Guardie e ladri, colpevoli e innocenti, legalitari e sovversivi, rispettosi e rivoluzionari.

C’è sempre qualcuno che ruba qualcosa, e qualcun altro che insegue, proprio come in Guardie e Ladri, ma oggi i buoni sono spesso dalla parte sbagliata. Le posizioni si confondono, le idee si mescolano. E’ una linea sottile quella che divide la legalità dall’illegalità nel campo della libertà di parola, nella fuga di notizie, nell’attivismo, nel copyleft, nell’appropriazionismo e nell’interventismo. Sono concetti che hanno anche un inevitabile impatto su altre aree con le quali sono correlati, come la libertà di stampa, la proprietà intellettuale, la condivisione del sapere, la protesta e lo spazio pubblico.

Share Festival è un’occasione per riflettere sull’emergere di uno sfondo sociale che ha trasformato i paradigmi su cui si basa una società digitalizzata e globale. In questo contesto sorgono questioni politiche legate alla democrazia e alla partecipazione, alla visione critica dell’informatizzazione della cultura e dei processi sociali condivisi.

Chi è l’autore oggi? Di chi è la proprietà dei dati che forniamo in rete? Chi si appropria e chi si insegue?

Una risposta a queste domande emerge dalle pratiche artistiche della mostra Share Prize, che contiene opere che esprimono un’estetica che segna il passaggio dalla società dello spettacolo alla società della partecipazione, da Fluxus e dal Situazionismo all’arte in epoca digitale, dalle Biennali allo Share Festival.
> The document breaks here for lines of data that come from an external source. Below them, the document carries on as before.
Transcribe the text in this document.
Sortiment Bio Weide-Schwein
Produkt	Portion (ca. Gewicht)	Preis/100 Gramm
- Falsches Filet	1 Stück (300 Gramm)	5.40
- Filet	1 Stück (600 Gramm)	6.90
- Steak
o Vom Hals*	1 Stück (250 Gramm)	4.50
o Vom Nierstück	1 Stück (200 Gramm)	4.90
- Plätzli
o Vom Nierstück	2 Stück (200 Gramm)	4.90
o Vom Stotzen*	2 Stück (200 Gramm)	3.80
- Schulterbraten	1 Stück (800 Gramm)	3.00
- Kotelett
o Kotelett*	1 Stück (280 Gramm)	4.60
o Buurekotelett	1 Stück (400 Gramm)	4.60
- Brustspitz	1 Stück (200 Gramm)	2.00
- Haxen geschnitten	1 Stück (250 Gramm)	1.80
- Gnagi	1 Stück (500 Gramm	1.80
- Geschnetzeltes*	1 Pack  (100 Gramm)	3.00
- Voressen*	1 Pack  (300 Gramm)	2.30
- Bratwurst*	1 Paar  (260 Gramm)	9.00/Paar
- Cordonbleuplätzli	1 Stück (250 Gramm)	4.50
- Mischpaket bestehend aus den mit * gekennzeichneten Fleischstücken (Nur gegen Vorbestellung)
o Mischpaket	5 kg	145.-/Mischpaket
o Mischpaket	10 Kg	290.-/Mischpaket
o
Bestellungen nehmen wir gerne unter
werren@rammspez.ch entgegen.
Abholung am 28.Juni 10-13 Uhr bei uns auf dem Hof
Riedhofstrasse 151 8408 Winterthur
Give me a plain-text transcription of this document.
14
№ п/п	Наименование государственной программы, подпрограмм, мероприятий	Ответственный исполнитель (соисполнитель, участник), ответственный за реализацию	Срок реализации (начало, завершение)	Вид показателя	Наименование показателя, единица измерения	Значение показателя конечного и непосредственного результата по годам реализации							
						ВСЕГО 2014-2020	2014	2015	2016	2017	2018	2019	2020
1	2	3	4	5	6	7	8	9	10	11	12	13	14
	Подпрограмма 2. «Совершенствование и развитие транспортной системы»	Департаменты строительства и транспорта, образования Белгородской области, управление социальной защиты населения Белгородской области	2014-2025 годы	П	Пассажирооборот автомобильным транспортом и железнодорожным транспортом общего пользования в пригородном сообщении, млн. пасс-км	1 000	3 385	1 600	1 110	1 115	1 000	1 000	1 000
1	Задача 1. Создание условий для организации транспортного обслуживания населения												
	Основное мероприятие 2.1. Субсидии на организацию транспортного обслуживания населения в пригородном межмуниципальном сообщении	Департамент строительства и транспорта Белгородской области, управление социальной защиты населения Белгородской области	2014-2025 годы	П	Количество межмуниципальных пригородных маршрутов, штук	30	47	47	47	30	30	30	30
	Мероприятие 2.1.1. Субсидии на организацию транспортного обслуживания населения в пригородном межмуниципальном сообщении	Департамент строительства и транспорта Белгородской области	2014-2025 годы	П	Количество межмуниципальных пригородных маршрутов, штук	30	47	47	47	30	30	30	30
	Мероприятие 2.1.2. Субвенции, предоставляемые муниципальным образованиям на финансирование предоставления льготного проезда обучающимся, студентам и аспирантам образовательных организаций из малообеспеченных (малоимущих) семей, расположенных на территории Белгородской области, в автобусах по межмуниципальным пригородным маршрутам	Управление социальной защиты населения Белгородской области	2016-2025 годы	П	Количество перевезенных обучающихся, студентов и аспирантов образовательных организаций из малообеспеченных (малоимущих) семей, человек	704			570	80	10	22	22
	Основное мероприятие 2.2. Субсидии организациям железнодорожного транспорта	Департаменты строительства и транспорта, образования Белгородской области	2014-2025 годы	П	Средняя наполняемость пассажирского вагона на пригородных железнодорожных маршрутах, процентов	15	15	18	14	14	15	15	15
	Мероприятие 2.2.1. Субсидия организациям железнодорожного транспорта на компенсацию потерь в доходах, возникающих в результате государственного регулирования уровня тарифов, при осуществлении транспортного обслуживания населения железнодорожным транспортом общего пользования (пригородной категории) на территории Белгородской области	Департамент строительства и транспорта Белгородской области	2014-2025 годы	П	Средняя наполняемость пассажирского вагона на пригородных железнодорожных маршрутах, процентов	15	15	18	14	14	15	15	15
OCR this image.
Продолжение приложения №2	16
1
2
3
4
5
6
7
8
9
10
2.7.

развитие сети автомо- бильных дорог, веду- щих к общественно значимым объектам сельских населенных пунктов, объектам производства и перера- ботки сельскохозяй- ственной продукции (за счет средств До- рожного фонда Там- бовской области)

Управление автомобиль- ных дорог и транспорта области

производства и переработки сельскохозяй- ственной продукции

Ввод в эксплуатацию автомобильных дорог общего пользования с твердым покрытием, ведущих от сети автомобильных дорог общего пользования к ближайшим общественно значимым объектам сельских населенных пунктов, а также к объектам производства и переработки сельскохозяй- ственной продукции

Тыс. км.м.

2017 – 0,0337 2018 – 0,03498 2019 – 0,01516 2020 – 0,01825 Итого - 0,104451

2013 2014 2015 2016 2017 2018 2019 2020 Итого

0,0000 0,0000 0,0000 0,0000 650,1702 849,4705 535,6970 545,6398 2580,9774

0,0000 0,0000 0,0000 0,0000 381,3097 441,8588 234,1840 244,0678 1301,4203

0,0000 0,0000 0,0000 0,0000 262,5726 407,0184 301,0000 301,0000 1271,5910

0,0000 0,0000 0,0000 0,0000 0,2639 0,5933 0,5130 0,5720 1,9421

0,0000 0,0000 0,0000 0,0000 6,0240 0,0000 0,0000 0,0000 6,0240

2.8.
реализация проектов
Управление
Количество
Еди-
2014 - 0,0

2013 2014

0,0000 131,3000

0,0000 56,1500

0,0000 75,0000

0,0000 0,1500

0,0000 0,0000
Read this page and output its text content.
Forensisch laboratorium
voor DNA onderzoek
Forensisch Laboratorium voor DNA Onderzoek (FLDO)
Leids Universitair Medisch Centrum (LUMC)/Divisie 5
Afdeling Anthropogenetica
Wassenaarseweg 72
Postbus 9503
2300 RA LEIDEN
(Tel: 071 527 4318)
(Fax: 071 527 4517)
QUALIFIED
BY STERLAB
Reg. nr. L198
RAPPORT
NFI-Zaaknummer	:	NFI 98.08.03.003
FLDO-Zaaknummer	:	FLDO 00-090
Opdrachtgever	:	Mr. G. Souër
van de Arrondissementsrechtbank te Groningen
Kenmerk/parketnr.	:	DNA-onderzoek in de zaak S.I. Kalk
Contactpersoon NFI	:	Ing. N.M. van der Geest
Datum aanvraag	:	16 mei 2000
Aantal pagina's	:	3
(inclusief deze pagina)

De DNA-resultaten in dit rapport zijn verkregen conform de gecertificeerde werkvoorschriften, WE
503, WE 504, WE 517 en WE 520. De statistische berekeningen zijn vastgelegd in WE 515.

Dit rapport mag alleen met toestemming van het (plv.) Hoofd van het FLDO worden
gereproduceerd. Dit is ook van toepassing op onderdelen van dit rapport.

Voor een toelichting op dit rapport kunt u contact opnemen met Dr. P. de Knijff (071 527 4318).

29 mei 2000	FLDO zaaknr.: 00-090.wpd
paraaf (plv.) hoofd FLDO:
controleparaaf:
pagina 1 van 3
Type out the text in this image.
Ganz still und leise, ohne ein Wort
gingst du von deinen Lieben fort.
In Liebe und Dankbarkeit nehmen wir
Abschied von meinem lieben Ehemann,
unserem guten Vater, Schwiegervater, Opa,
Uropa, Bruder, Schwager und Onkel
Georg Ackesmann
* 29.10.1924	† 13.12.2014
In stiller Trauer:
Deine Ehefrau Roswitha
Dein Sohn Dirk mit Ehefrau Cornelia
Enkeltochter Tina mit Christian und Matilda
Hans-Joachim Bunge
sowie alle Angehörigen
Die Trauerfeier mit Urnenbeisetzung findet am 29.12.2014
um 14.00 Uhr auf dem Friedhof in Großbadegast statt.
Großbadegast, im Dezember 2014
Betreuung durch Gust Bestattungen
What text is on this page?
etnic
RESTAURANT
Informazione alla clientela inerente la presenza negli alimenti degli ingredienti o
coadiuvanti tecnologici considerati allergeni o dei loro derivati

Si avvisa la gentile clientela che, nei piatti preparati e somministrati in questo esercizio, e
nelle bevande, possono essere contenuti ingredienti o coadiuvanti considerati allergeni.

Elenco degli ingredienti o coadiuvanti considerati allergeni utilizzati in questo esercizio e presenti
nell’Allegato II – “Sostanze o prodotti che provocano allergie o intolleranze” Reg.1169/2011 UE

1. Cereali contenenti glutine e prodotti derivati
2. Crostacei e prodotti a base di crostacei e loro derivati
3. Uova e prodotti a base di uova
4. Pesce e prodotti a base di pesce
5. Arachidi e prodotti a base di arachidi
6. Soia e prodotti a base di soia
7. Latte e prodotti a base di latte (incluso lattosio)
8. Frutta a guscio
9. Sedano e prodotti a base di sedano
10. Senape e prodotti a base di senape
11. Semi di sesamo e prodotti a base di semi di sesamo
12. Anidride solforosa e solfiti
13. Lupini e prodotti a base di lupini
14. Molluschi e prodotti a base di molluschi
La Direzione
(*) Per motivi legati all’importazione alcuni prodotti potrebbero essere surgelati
Gli artisti ci dimostrano che l’originale non conta più del suo fake, e la strategia di comunicazione creata ad hoc è la parodia del messaggio: convergono politica, newmedia, arte.

Gli ospiti delle conferenze in qualche modo sono robbers, falsari, pranker, culture jammers, interventisti, ladri di segni, costruttori di simboli, provocatori politici, hacktivisti che occupano i tazebao digitali, le telecamere di sorveglianza, hackerano i sistemi di informazione della città, reclamando le strada, incitano alla partecipazione, ribaltando i punti di vista. E la partecipazione assume un’istanza di risveglio al dissenso, di attivismo e il Festival diventa il contenitore di un messaggio provocatorio, paradossale, al limite della legalità.

Voi da che parte siete: Guardie o Ladri?